Einige andere Überlegungen sind bei der Verwendung von REs hilfreich. Verwenden Sie bei jeder Übertragung eines RE eine neue Pipettenspitze. Spuren von Verunreinigungen, die dem RE-Vorrat zugesetzt werden, können dessen weitere Verwendung verhindern und die in nachfolgenden Experimenten erzielten Ergebnisse verfälschen. Bei der Optimierung von Reaktionen ist es besser, zusätzliches RE hinzuzufügen, als viel länger als 1 Stunde zu inkubieren. Darüber hinaus ist, wie oben erwähnt, die Enzymaktivität nur zum Schneiden eines DNA-Standards definiert. Da sich Ihre Probe im Allgemeinen stark vom Standard unterscheidet, sollten Sie etwa 2-3 U RE pro Mikrogramm zu schneidender DNA verwenden, insbesondere wenn Sie versuchen, eine schwierige Probe zu verdauen. Es kann manchmal notwendig sein, die Menge an RE zu titrieren, die benötigt wird, um eine DNA-Probe angemessen zu verdauen.

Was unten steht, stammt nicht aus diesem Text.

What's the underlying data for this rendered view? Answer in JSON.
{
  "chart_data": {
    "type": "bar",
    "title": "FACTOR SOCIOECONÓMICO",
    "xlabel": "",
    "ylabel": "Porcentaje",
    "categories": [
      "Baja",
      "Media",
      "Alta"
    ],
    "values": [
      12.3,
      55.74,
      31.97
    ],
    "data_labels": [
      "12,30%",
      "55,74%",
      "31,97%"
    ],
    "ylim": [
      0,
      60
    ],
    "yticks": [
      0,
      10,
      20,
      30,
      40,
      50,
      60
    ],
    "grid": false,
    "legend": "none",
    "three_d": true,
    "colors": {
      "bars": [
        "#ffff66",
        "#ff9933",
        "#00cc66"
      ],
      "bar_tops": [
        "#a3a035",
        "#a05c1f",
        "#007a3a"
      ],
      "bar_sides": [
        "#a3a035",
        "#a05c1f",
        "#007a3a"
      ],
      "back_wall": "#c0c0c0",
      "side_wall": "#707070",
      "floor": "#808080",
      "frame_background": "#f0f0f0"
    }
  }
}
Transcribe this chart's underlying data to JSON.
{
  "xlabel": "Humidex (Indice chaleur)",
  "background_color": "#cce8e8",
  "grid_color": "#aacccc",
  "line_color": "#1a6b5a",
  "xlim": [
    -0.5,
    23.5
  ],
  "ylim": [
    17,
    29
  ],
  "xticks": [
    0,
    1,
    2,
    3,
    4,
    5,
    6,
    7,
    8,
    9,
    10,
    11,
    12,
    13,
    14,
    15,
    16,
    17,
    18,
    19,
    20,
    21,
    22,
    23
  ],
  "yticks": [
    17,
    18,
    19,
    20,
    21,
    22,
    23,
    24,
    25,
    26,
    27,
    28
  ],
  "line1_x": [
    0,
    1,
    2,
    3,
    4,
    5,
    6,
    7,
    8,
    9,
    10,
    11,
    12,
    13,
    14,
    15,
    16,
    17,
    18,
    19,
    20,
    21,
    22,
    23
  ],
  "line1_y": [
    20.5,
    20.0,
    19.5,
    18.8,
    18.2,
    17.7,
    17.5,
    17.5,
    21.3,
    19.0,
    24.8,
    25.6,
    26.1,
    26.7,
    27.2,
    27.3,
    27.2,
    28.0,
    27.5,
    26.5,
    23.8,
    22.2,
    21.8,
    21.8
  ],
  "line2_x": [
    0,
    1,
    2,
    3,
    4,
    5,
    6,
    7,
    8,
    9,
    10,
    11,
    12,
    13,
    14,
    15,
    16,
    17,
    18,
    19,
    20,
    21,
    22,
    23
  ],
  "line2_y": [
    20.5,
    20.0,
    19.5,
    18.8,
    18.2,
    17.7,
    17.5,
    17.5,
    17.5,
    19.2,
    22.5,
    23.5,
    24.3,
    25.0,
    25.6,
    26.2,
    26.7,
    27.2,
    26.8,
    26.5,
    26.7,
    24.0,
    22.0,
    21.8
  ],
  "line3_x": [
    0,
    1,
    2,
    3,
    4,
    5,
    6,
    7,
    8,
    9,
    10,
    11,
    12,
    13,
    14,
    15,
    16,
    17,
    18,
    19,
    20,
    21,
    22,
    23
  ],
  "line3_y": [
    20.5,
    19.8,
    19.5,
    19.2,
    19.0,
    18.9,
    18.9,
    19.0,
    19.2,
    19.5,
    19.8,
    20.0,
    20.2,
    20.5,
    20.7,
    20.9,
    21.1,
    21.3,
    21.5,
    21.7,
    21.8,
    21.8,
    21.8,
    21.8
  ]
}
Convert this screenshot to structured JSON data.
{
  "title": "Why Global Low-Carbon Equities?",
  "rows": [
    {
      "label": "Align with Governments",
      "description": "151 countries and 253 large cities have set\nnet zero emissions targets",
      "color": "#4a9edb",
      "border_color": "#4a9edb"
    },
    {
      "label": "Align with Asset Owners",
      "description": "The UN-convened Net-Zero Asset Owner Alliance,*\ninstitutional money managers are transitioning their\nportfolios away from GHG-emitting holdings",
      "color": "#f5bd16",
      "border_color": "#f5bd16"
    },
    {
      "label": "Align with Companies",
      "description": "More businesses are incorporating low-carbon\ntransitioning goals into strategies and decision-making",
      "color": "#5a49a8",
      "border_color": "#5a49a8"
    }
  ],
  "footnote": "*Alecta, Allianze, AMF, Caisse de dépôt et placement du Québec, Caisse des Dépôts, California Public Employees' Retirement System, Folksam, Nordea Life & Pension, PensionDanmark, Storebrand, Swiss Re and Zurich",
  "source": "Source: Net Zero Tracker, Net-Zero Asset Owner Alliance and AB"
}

Schließlich, wenn zwei REs verwendet werden sollen, muss auf die optimalen Salzbedingungen von jedem geachtet werden. Wenn beide den gleichen Puffer benötigen, kann der Aufschluss entweder gleichzeitig oder nacheinander erfolgen. Wenn andere Salzbedingungen erforderlich sind, muss zuerst die Lösung verwendet werden, die weniger Salz benötigt. Nach inkubation einstellen die salz zustand, und verdauen mit die RE erfordern hohe salz. RE-Aktivität kann in allen Fällen durch SS-Phenol/Chloroform-Extraktion entfernt werden. Einige REs sind thermolabil und können durch Erhitzen auf 70 ° C für 5 min inaktiviert werden. Diese Eigenschaft variiert jedoch von einem RE zum nächsten und sollte für jeden verwendeten RE überprüft werden.